Opal brings shifting fire to contemporary Native American jewelry — flashes of green, blue, and red that move across the stone as it turns. Whether luminous lab-created opal or natural stone, its play of color pairs beautifully with sterling silver and precise inlay, animating a design with light that never sits still.

Opal is not a traditional Southwestern stone, but modern Native silversmiths — particularly in inlay and Hopi-influenced overlay — have embraced it for the vivid, ever-changing color it adds. Australia has been the world's primary source since the late nineteenth century, with the fields of Coober Pedy and Lightning Ridge supplying most fine material.
In exacting channel inlay, consistent lab-created opal is often used because matched color and durability matter when many small pieces must align, while natural opal appears in finer, one-of-a-kind pieces.
In contemporary inlay, opal supplies the flashes of green, blue, and fire that animate a composition, frequently set among turquoise and shell. Its modern adoption reflects the ongoing innovation of Native artists who work new materials into traditional techniques, using opal's restless color where they want a piece to catch and hold the light. It is most often reserved for accents and focal stones rather than broad fields of color.
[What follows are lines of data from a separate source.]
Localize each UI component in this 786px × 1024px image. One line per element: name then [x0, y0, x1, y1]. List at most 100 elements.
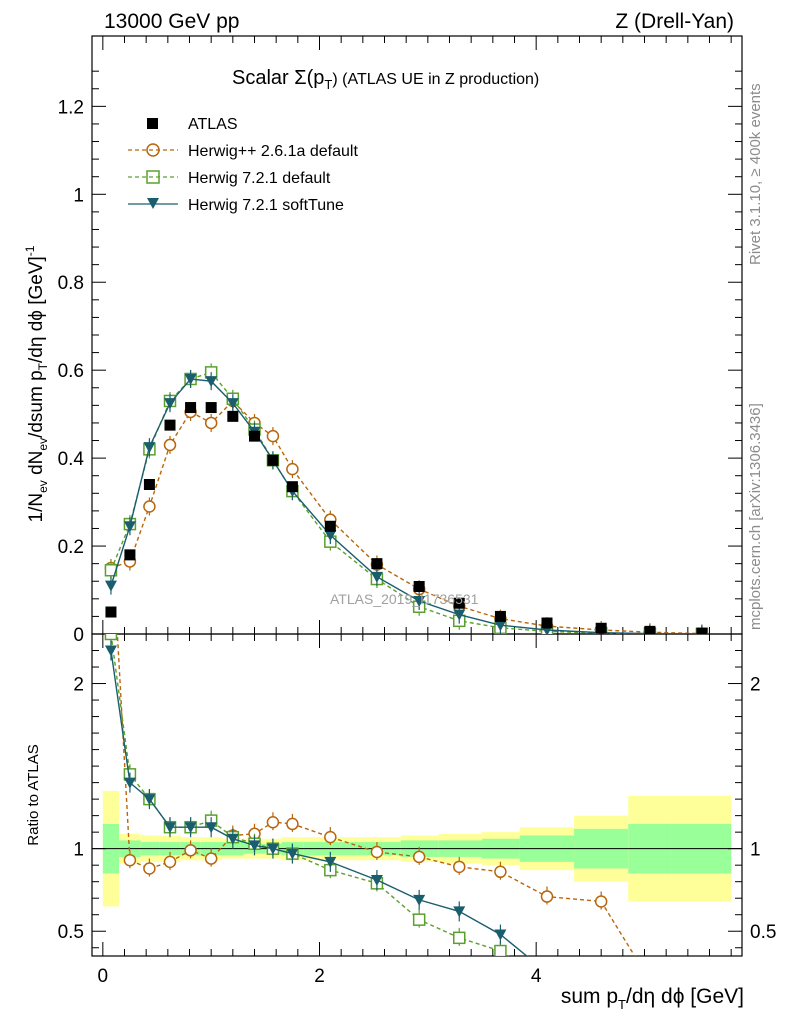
legend: ATLAS Herwig++ 2.6.1a default Herwig 7.2…	[128, 116, 358, 214]
point-h7soft	[494, 620, 507, 632]
point-h7soft	[324, 530, 337, 542]
point-atlas	[227, 410, 239, 422]
point-atlas	[541, 617, 553, 629]
ratio-point-h7soft	[226, 833, 239, 845]
point-h7soft	[226, 398, 239, 410]
legend-label-h7def: Herwig 7.2.1 default	[188, 170, 331, 187]
ratio-point-hpp	[105, 513, 116, 524]
point-atlas	[324, 520, 336, 532]
ratio-point-h7def	[494, 944, 507, 956]
ratio-frame	[91, 633, 743, 957]
y-tick-label-main: 0.8	[58, 273, 84, 294]
title-sub: T	[324, 77, 332, 92]
point-atlas	[124, 549, 136, 561]
ratio-point-h7def	[453, 931, 466, 945]
y-tick-label-ratio-right: 1	[750, 840, 761, 861]
ratio-point-h7soft	[370, 875, 383, 887]
ratio-point-hpp	[494, 865, 507, 879]
point-h7soft	[164, 398, 176, 410]
y-tick-label-main: 0.6	[58, 361, 84, 382]
ratio-point-h7def	[412, 913, 426, 926]
point-atlas	[143, 479, 155, 490]
ratio-point-h7soft	[494, 929, 507, 941]
ratio-point-hpp	[143, 862, 156, 875]
axes-frame	[91, 35, 743, 957]
point-atlas	[185, 402, 197, 414]
ratio-point-hpp	[324, 830, 337, 844]
point-hpp	[143, 500, 156, 513]
point-atlas	[494, 610, 506, 622]
legend-marker-h7soft	[147, 198, 159, 209]
point-atlas	[286, 481, 298, 493]
point-hpp	[286, 462, 299, 476]
point-atlas	[249, 430, 260, 442]
point-atlas	[371, 558, 383, 570]
ratio-point-hpp	[266, 815, 280, 829]
ratio-point-h7def	[104, 634, 118, 641]
point-h7soft	[370, 571, 383, 583]
point-h7soft	[453, 609, 466, 621]
point-atlas	[595, 622, 607, 634]
ratio-point-h7soft	[184, 822, 197, 834]
watermark: ATLAS_2019_I1736531	[330, 591, 479, 607]
rivet-label: Rivet 3.1.10, ≥ 400k events	[747, 83, 764, 265]
ratio-point-h7soft	[123, 777, 136, 789]
ratio-point-h7def	[542, 975, 553, 986]
legend-marker-atlas	[147, 118, 158, 129]
title-main: Scalar Σ(p	[232, 67, 324, 89]
ratio-point-h7soft	[541, 968, 553, 979]
x-tick-label: 0	[98, 966, 109, 987]
point-hpp	[204, 416, 218, 430]
legend-marker-hpp	[146, 143, 160, 157]
ratio-point-hpp	[184, 844, 197, 857]
point-h7soft	[184, 373, 197, 385]
main-series-group	[104, 363, 709, 634]
ratio-point-hpp	[163, 855, 177, 869]
header-right: Z (Drell-Yan)	[615, 10, 734, 33]
ratio-point-h7soft	[413, 894, 426, 906]
y-tick-label-main: 0.2	[58, 537, 84, 558]
ratio-point-h7soft	[453, 906, 466, 918]
point-atlas	[453, 597, 465, 609]
ratio-point-hpp	[286, 817, 299, 831]
y-tick-label-main: 0.4	[58, 449, 85, 470]
ratio-point-hpp	[412, 850, 426, 864]
legend-marker-h7def	[146, 170, 160, 184]
y-tick-label-ratio: 0.5	[58, 922, 84, 943]
ratio-point-hpp	[594, 895, 608, 908]
chart-title: Scalar Σ(pT) (ATLAS UE in Z production)	[232, 67, 539, 92]
point-hpp	[163, 438, 177, 452]
ratio-point-h7soft	[104, 645, 117, 657]
data-series	[104, 363, 709, 986]
y-tick-label-main: 1.2	[58, 97, 84, 118]
point-atlas	[205, 402, 217, 414]
ratio-point-hpp	[540, 890, 554, 903]
point-h7soft	[123, 521, 136, 533]
title-tail: ) (ATLAS UE in Z production)	[332, 71, 539, 88]
x-tick-label: 4	[531, 966, 542, 987]
ratio-series-group	[104, 513, 636, 986]
x-axis-label: sum pT/dη dϕ [GeV]	[561, 985, 744, 1012]
ratio-point-h7soft	[205, 822, 218, 834]
ratio-point-h7soft	[286, 848, 299, 860]
y-tick-label-ratio: 2	[73, 675, 84, 696]
y-tick-label-main: 1	[73, 185, 84, 206]
ratio-point-hpp	[123, 853, 137, 867]
mcplots-label: mcplots.cern.ch [arXiv:1306.3436]	[747, 403, 764, 630]
point-atlas	[413, 581, 425, 593]
header-left: 13000 GeV pp	[104, 10, 239, 33]
y-axis-label: 1/Nev dNev/dsum pT/dη dϕ [GeV]-1	[23, 245, 50, 522]
legend-label-h7soft: Herwig 7.2.1 softTune	[188, 197, 344, 214]
legend-label-hpp: Herwig++ 2.6.1a default	[188, 143, 358, 160]
point-atlas	[696, 627, 708, 634]
y-tick-label-main: 0	[73, 625, 84, 646]
x-tick-label: 2	[314, 966, 325, 987]
point-h7soft	[205, 376, 218, 388]
point-h7soft	[143, 442, 156, 454]
point-atlas	[644, 625, 656, 634]
point-hpp	[266, 429, 280, 443]
y-tick-label-ratio-right: 2	[750, 675, 761, 696]
point-h7soft	[104, 580, 117, 592]
tick-labels: 0 2 4 0 0.2 0.4 0.6 0.8 1 1.2 0.5 0.5 1 1 2 2	[58, 97, 777, 987]
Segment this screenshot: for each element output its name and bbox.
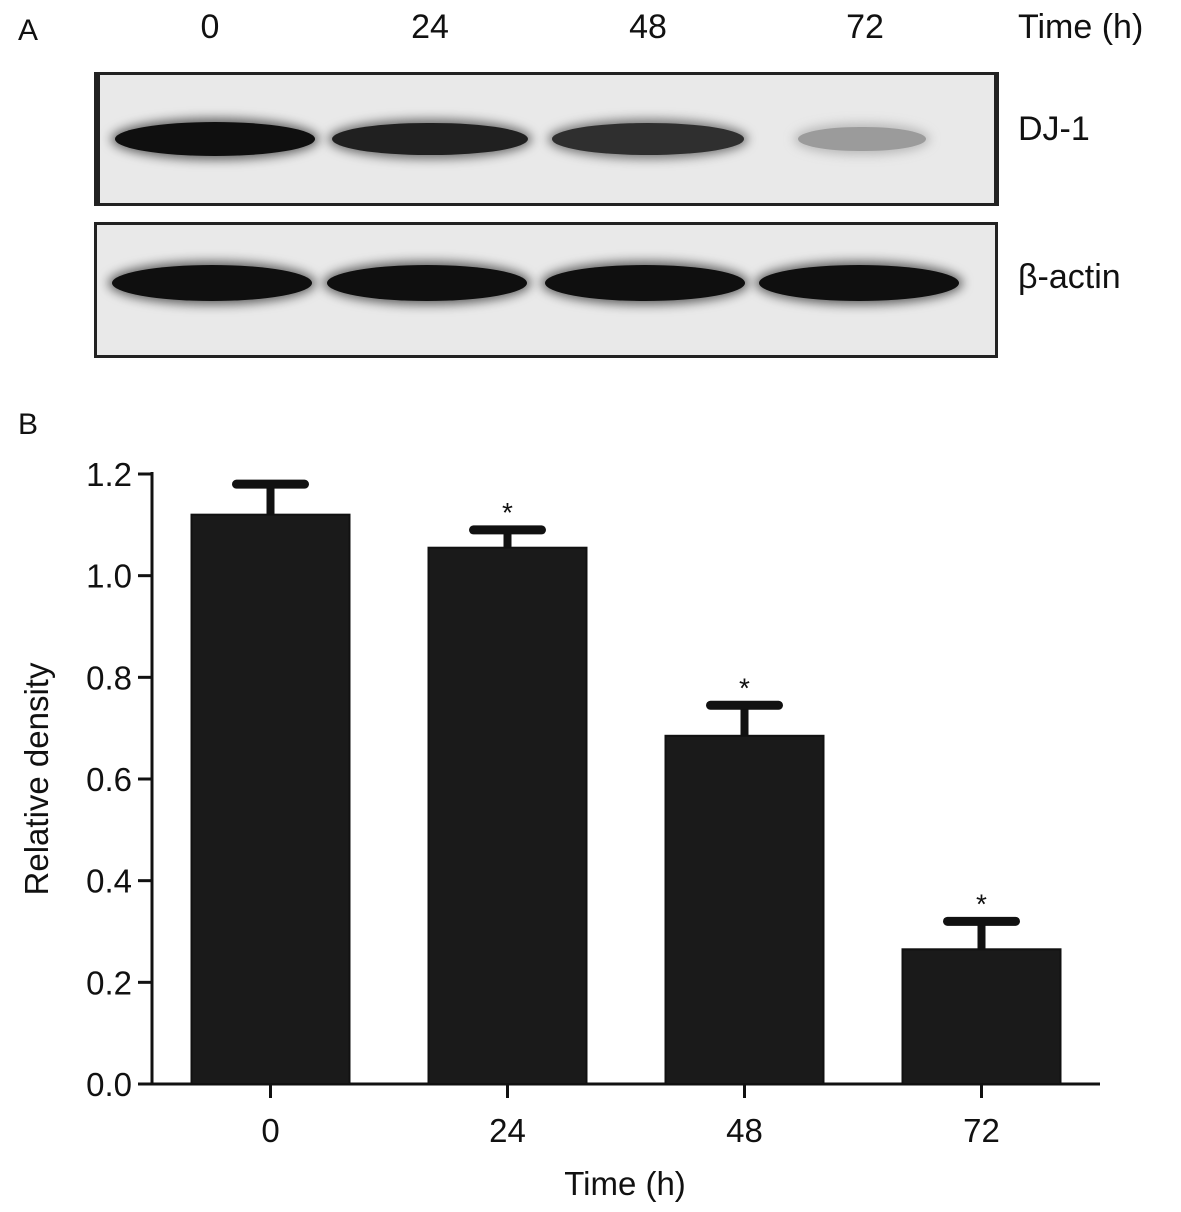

Opal is a hydrated silica — silica spheres packed with a small amount of water rather than a crystalline mineral. Its famous play of color is caused by light diffracting through an orderly array of those microscopic spheres; the size and regularity of the array determine which colors flash and how vividly.
Because it holds water within its structure, natural opal can be sensitive to heat and rapid drying. At Mohs 5.5 to 6.5 it is moderately durable, and it is valued by the intensity, range, and pattern of its color play.
Opal dislikes heat, dryness, and sudden temperature change, any of which can cause fine cracking known as crazing. Keep it from chemicals and hard knocks, avoid ultrasonic cleaners, clean gently with a soft, slightly damp cloth, and store it separately — ideally where it will not dry out completely.